Either way you choose remove the RF module and circuit board (circled red below).
Next move on to the large metal square shield in the middle of the board. This is the RF shield and will no longer be necessary. To remove it twist the 4 metal tabs on each side to line up with their slots. The top piece should lift off and the bottom piece should also pull away from the main board. Do this carefully, if it’s not coming out easily re-twist and line up the metal tabs.
Next to the tall red coil cylinder there is a transistor, most likely labeled Q201 or Q202. It is optional to remove this but if you do it can increase signal quality. You also need to remove a resistor labeled R208. I removed both in my mod. Again you can choose to desolder or cut it out using cutters.
Wiring Up the Composite Circuit & Audio
Firstly we’ll place the new composite circuit in the left over gap where the old RF module used to be.
Where the RF module circuit board was there will be five via’s. The far left is ground, the third is +5v, and the 4th is your video signal. The 2nd and 5th we are not using. Wire the appropriate cables from there to your new composite circuit.
Finally wire a longer output wire that will reach to the back of the Atari. I recommend using much longer than you need so you can play with placements and have a margin for error.
I used a screw terminal on my composite circuit but you can just as easily solder them in. To be extra safe I placed thicker rubber insulation below the circuit and hot glued it all in place.
Next came the RCA jacks. I chose to center them on the back panel but you can place them anywhere you like. Atari’s plastic is very brittle! Be careful when drilling! Put painters or masking tape on the case and mark where you want the holes. Start with a thin pilot hole and gradually step up the drill bit sizes until you get a 1/4 inch hole. You can also use a step drill bit if you have one.

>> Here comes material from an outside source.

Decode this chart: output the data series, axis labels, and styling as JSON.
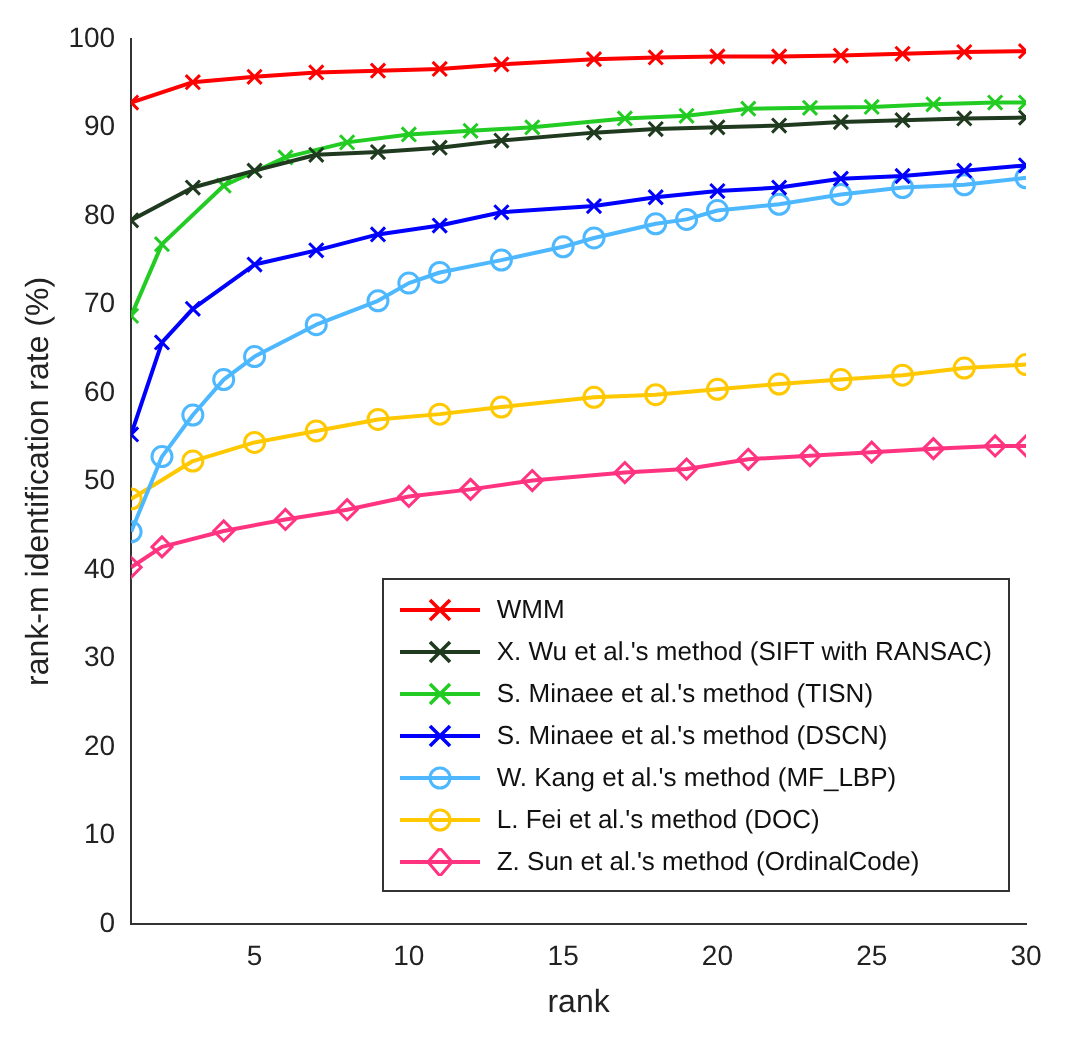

I’m a little bummed I couldn’t get all matching RCA jacks but its what I had laying around.
When wiring up the RCA jacks pull ground from any source on the main board or your new composite circuit and share it among all the jack’s outer ring. After that you’d wire up the video line to one of the RCA’s center post. The audio wire you’ll solder to both the remaining RCA’s center posts. Atari doesn’t output stereo, so essentially this setup gives you dual mono.

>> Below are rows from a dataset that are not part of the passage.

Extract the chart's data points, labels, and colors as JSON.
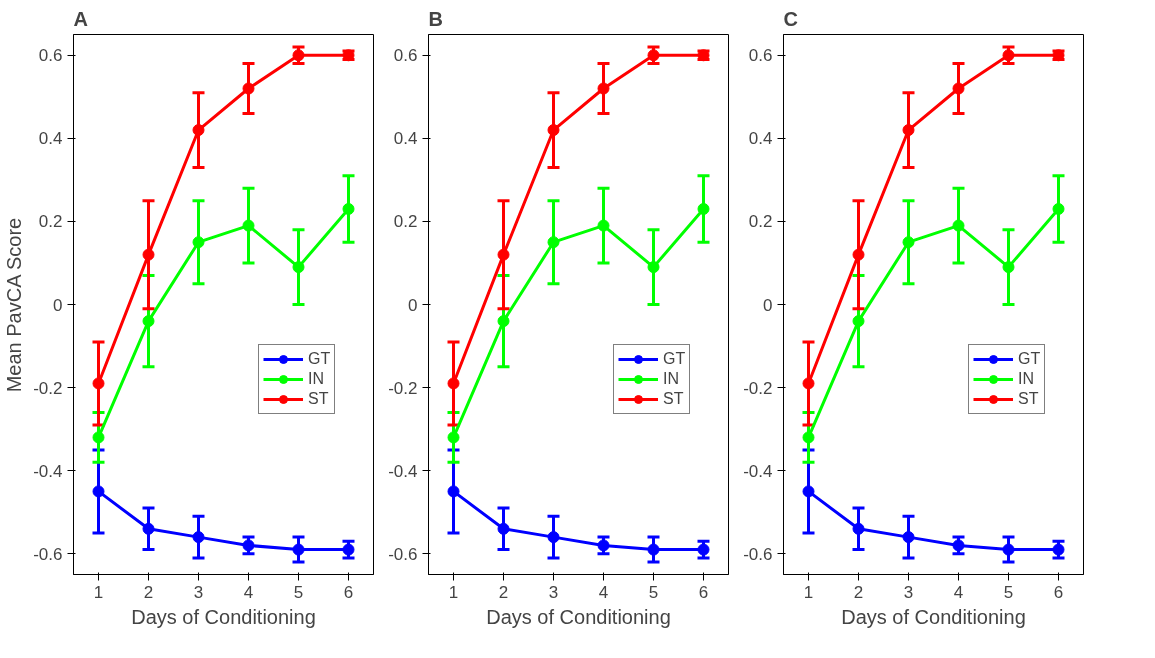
{
  "chart_data": [
    {
      "type": "line",
      "title": "A",
      "xlabel": "Days of Conditioning",
      "ylabel": "Mean PavCA Score",
      "x": [
        1,
        2,
        3,
        4,
        5,
        6
      ],
      "xlim": [
        0.5,
        6.5
      ],
      "xticks": [
        1,
        2,
        3,
        4,
        5,
        6
      ],
      "ylim": [
        -0.65,
        0.65
      ],
      "yticks": [
        -0.6,
        -0.4,
        -0.2,
        0,
        0.2,
        0.4,
        0.6
      ],
      "marker": "circle",
      "grid": false,
      "legend": "right",
      "series": [
        {
          "name": "GT",
          "color": "#0000ff",
          "values": [
            -0.45,
            -0.54,
            -0.56,
            -0.58,
            -0.59,
            -0.59
          ],
          "errors": [
            0.1,
            0.05,
            0.05,
            0.02,
            0.03,
            0.02
          ]
        },
        {
          "name": "IN",
          "color": "#00ff00",
          "values": [
            -0.32,
            -0.04,
            0.15,
            0.19,
            0.09,
            0.23
          ],
          "errors": [
            0.06,
            0.11,
            0.1,
            0.09,
            0.09,
            0.08
          ]
        },
        {
          "name": "ST",
          "color": "#ff0000",
          "values": [
            -0.19,
            0.12,
            0.42,
            0.52,
            0.6,
            0.6
          ],
          "errors": [
            0.1,
            0.13,
            0.09,
            0.06,
            0.02,
            0.01
          ]
        }
      ]
    },
    {
      "type": "line",
      "title": "B",
      "xlabel": "Days of Conditioning",
      "x": [
        1,
        2,
        3,
        4,
        5,
        6
      ],
      "xlim": [
        0.5,
        6.5
      ],
      "xticks": [
        1,
        2,
        3,
        4,
        5,
        6
      ],
      "ylim": [
        -0.65,
        0.65
      ],
      "yticks": [
        -0.6,
        -0.4,
        -0.2,
        0,
        0.2,
        0.4,
        0.6
      ],
      "marker": "circle",
      "grid": false,
      "legend": "right",
      "series": [
        {
          "name": "GT",
          "color": "#0000ff",
          "values": [
            -0.45,
            -0.54,
            -0.56,
            -0.58,
            -0.59,
            -0.59
          ],
          "errors": [
            0.1,
            0.05,
            0.05,
            0.02,
            0.03,
            0.02
          ]
        },
        {
          "name": "IN",
          "color": "#00ff00",
          "values": [
            -0.32,
            -0.04,
            0.15,
            0.19,
            0.09,
            0.23
          ],
          "errors": [
            0.06,
            0.11,
            0.1,
            0.09,
            0.09,
            0.08
          ]
        },
        {
          "name": "ST",
          "color": "#ff0000",
          "values": [
            -0.19,
            0.12,
            0.42,
            0.52,
            0.6,
            0.6
          ],
          "errors": [
            0.1,
            0.13,
            0.09,
            0.06,
            0.02,
            0.01
          ]
        }
      ]
    },
    {
      "type": "line",
      "title": "C",
      "xlabel": "Days of Conditioning",
      "x": [
        1,
        2,
        3,
        4,
        5,
        6
      ],
      "xlim": [
        0.5,
        6.5
      ],
      "xticks": [
        1,
        2,
        3,
        4,
        5,
        6
      ],
      "ylim": [
        -0.65,
        0.65
      ],
      "yticks": [
        -0.6,
        -0.4,
        -0.2,
        0,
        0.2,
        0.4,
        0.6
      ],
      "marker": "circle",
      "grid": false,
      "legend": "right",
      "series": [
        {
          "name": "GT",
          "color": "#0000ff",
          "values": [
            -0.45,
            -0.54,
            -0.56,
            -0.58,
            -0.59,
            -0.59
          ],
          "errors": [
            0.1,
            0.05,
            0.05,
            0.02,
            0.03,
            0.02
          ]
        },
        {
          "name": "IN",
          "color": "#00ff00",
          "values": [
            -0.32,
            -0.04,
            0.15,
            0.19,
            0.09,
            0.23
          ],
          "errors": [
            0.06,
            0.11,
            0.1,
            0.09,
            0.09,
            0.08
          ]
        },
        {
          "name": "ST",
          "color": "#ff0000",
          "values": [
            -0.19,
            0.12,
            0.42,
            0.52,
            0.6,
            0.6
          ],
          "errors": [
            0.1,
            0.13,
            0.09,
            0.06,
            0.02,
            0.01
          ]
        }
      ]
    }
  ]
}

While I had the main board accessible I also installed an LED light as a power indicator. I drilled a small hole the size of a standard LED near the power switch and using a red LED (red seemed to matched the aesthetic better) with a 1k resistor on the cathode soldered it to the 5v regulator located on the left side of the board. Hot glue held the LED in place and I used a connector so if I serviced the machine again I could easily disconnect it from the board without desoldering. Always build things you can take apart!
Testing and Finishing
Before putting it all back together test out the video and audio outputs. With this mod you get a black scree instead of a static/noisy screen if the game doesn’t load which can easily make you think something is wrong. Before you troubleshoot further try reseating or resetting the game or a different game cartridge.
Once you verify sound and video are working dial in any color adjustments using the potentiometer on the left hand side of the main board (circled below). Pitfall’s various shades of green along with blues, reds and other bright colors make it a great game for color balancing.

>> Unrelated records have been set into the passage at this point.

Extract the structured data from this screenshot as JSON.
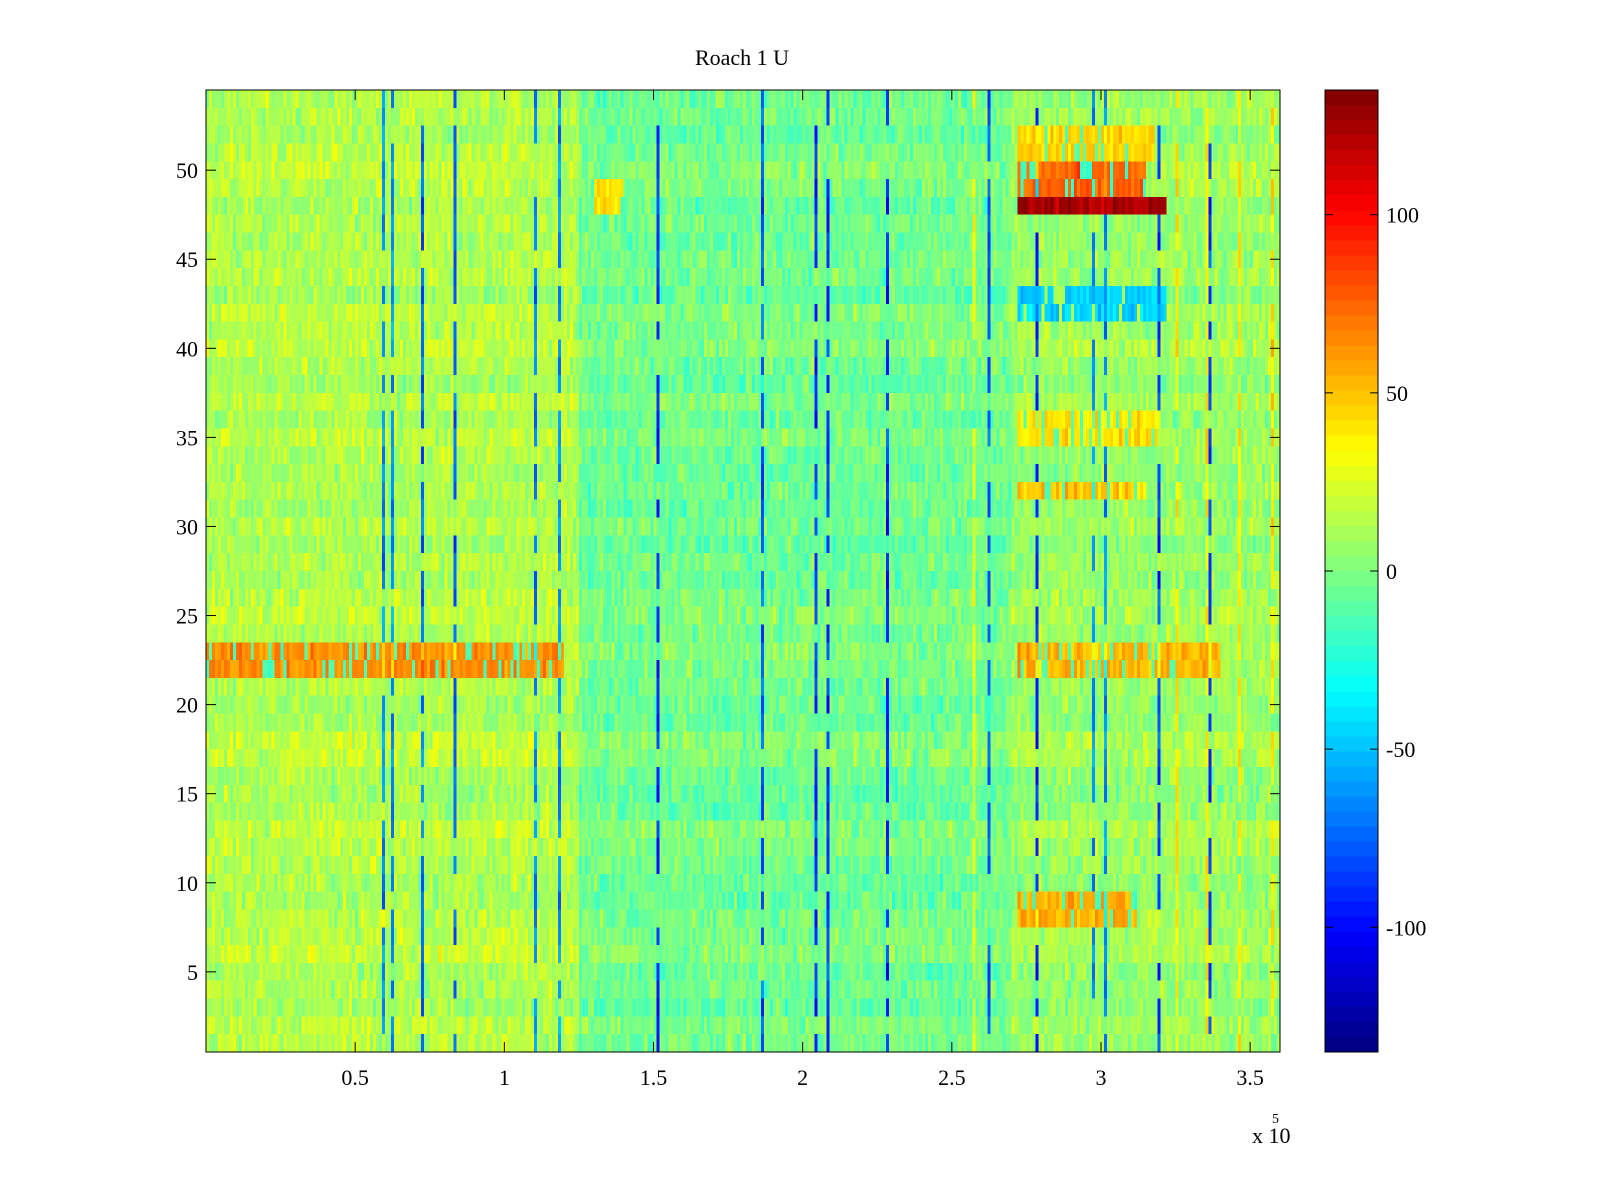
{
  "chart_data": {
    "type": "heatmap",
    "title": "Roach 1 U",
    "xlabel": "",
    "ylabel": "",
    "x_exponent_label": "x 10",
    "x_exponent_power": "5",
    "xlim": [
      0,
      360000
    ],
    "ylim": [
      0.5,
      54.5
    ],
    "rows": 54,
    "columns": 360,
    "xticks": [
      {
        "value": 50000,
        "label": "0.5"
      },
      {
        "value": 100000,
        "label": "1"
      },
      {
        "value": 150000,
        "label": "1.5"
      },
      {
        "value": 200000,
        "label": "2"
      },
      {
        "value": 250000,
        "label": "2.5"
      },
      {
        "value": 300000,
        "label": "3"
      },
      {
        "value": 350000,
        "label": "3.5"
      }
    ],
    "yticks": [
      {
        "value": 5,
        "label": "5"
      },
      {
        "value": 10,
        "label": "10"
      },
      {
        "value": 15,
        "label": "15"
      },
      {
        "value": 20,
        "label": "20"
      },
      {
        "value": 25,
        "label": "25"
      },
      {
        "value": 30,
        "label": "30"
      },
      {
        "value": 35,
        "label": "35"
      },
      {
        "value": 40,
        "label": "40"
      },
      {
        "value": 45,
        "label": "45"
      },
      {
        "value": 50,
        "label": "50"
      }
    ],
    "colorbar": {
      "colormap": "jet",
      "range": [
        -135,
        135
      ],
      "ticks": [
        {
          "value": -100,
          "label": "-100"
        },
        {
          "value": -50,
          "label": "-50"
        },
        {
          "value": 0,
          "label": "0"
        },
        {
          "value": 50,
          "label": "50"
        },
        {
          "value": 100,
          "label": "100"
        }
      ]
    },
    "features": [
      {
        "rows": [
          47.5,
          48.5
        ],
        "x": [
          272000,
          322000
        ],
        "value": 125
      },
      {
        "rows": [
          48.5,
          50.5
        ],
        "x": [
          272000,
          315000
        ],
        "value": 85
      },
      {
        "rows": [
          50.5,
          52.5
        ],
        "x": [
          272000,
          318000
        ],
        "value": 50
      },
      {
        "rows": [
          41.5,
          43.5
        ],
        "x": [
          272000,
          322000
        ],
        "value": -55
      },
      {
        "rows": [
          21.5,
          23.5
        ],
        "x": [
          272000,
          340000
        ],
        "value": 60
      },
      {
        "rows": [
          21.5,
          23.5
        ],
        "x": [
          0,
          120000
        ],
        "value": 70
      },
      {
        "rows": [
          7.5,
          9.5
        ],
        "x": [
          272000,
          312000
        ],
        "value": 65
      },
      {
        "rows": [
          31.5,
          32.5
        ],
        "x": [
          272000,
          315000
        ],
        "value": 55
      },
      {
        "rows": [
          34.5,
          36.5
        ],
        "x": [
          272000,
          320000
        ],
        "value": 45
      },
      {
        "rows": [
          47.5,
          49.5
        ],
        "x": [
          130000,
          140000
        ],
        "value": 50
      }
    ]
  }
}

If you find your image is too bright or too dark consider changing the pull down resistor attached to the emitter of 2N222 Transistor. A lower value will be brighter, a higher value will be dimmer.
Another great mod done but not pictured is installing microswitches to the controllers to make them more responsive. A tutorial to that mod can be found here https://www.youtube.com/watch?v=WdIerqiYfA0
These are all easy mods that extend the life and use of your old Atari. Good luck!